Jason @ 01:23:33Inconclusive
techai
If Tesla successfully develops its humanoid robot, Elon Musk (via his companies) will be the initial major customer, deploying the first large batches (on the order of thousands of units) in Tesla factories, Boring Company tunnels, and potentially for space-related construction (e.g., Mars or space-station work).
He's the customer of the robot, so he understands what the spec should be because he has so many robots working in the factories. So he's going to buy the first 1000 to go colonize Mars, or work at a space station to build shit in space, and is going to have them working in the Tesla factory. And for the Boring Company carrying rocks out of tunnels.View on YouTube
Explanation

By late 2025, parts of the prediction are directionally supported, but the key elements have not yet occurred, and the relevant time horizon (Mars/space use, large internal fleets) clearly extends beyond today.

What has happened so far

  • Tesla has indeed developed its humanoid robot, Optimus, to a working prototype stage and begun limited deployment inside its own facilities. Reports indicate over 100 Optimus units operating in Tesla factories on repetitive tasks, plus additional units in offices and for demo/service roles (e.g., Tesla Diner, public events).(opentools.ai)
  • Optimus is still not a mature, fully autonomous product: investigative reporting describes it as heavily reliant on human training data, with lab setups where workers demonstrate motions; the robot still stumbles and often needs support rigs.(businessinsider.com)
  • Tesla has no external commercial customers yet. Musk and Tesla repeatedly say Optimus will be used internally first, with sales to other companies planned only after Tesla has deployed and refined robots in its own factories (targeting 2026 and beyond).(xatakaon.com)

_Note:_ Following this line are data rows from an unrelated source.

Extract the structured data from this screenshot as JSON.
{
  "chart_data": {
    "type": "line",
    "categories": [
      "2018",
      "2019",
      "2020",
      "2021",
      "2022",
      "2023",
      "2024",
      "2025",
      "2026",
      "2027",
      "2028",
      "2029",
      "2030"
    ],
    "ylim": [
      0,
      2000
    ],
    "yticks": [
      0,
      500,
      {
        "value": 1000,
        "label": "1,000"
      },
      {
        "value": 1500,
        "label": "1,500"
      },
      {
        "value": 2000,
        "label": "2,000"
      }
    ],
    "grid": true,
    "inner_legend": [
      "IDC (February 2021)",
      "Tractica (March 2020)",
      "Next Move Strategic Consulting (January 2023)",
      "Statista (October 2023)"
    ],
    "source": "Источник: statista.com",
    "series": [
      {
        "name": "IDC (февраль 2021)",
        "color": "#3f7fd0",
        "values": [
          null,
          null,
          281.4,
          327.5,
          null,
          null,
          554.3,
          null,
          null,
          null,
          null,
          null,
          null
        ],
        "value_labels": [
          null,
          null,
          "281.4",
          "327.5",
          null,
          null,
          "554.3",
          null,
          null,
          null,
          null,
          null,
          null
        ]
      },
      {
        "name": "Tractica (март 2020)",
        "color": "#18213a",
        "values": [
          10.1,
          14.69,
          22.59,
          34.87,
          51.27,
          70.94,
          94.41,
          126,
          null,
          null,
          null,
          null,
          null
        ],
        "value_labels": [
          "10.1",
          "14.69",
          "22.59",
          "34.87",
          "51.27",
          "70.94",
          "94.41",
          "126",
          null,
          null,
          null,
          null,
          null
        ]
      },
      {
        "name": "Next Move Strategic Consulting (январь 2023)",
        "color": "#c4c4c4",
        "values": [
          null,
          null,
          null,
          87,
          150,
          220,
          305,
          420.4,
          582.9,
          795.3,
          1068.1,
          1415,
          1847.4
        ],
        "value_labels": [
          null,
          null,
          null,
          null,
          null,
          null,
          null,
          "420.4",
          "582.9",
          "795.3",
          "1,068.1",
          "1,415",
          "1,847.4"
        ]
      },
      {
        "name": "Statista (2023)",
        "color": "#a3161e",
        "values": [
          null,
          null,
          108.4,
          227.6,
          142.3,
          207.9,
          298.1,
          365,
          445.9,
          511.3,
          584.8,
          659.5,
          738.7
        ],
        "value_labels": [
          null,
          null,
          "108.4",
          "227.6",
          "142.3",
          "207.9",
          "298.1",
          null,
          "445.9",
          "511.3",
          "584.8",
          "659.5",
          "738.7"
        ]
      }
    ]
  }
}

These facts are consistent with the spirit of the podcast claim that Elon/Tesla would be the robot’s first major customer, but they are still early, small‑scale pilots rather than "the first 1,000" or "thousands" of units.

What has not happened yet

  • The "on the order of thousands" deployment is still a goal, not reality. Musk and analysts repeatedly project 1,000–2,000+ Optimus units in Tesla factories by the end of 2025 and tens of thousands per year in 2026+, but these numbers are planning targets; public reporting through late 2025 still describes only limited internal use and low-volume production, with full-scale production pushed back toward 2026.(investor.wedbush.com)
  • There is no evidence that Optimus is working in Boring Company tunnels. The Boring Company’s automation push is focused on increasingly autonomous tunnel-boring machines and “Zero-People-in-Tunnel” continuous mining, not humanoid robots hauling rocks.(urca.foundation)
  • Optimus has not yet flown to space or been used for space-station or Mars construction. Musk has announced plans for Starship missions to Mars in 2026 that would carry Optimus robots, but these are future missions that have not yet occurred.(investing.com)

Why the verdict is “inconclusive”

  • The core structural claim—Elon Musk, via his companies, will be the initial major customer for Tesla’s humanoid robot—is supported so far: as of 2025, all known Optimus deployments are internal to Tesla, and external customers are planned only later.
  • However, the specifics Jason gave (first ~1,000 robots used across Tesla factories, Boring Company tunnels, and Mars/space-station construction) depend on events that are explicitly planned for the late 2020s and beyond, especially Mars work. Those milestones have neither been achieved nor clearly falsified by 2025.

Because the prediction’s key conditions (thousands of units across Musk companies, robots used in Boring tunnels and in space/Mars construction) lie in a timeframe that has not yet arrived, we cannot judge it as clearly right or wrong as of November 30, 2025. Hence the status is "inconclusive (too early)".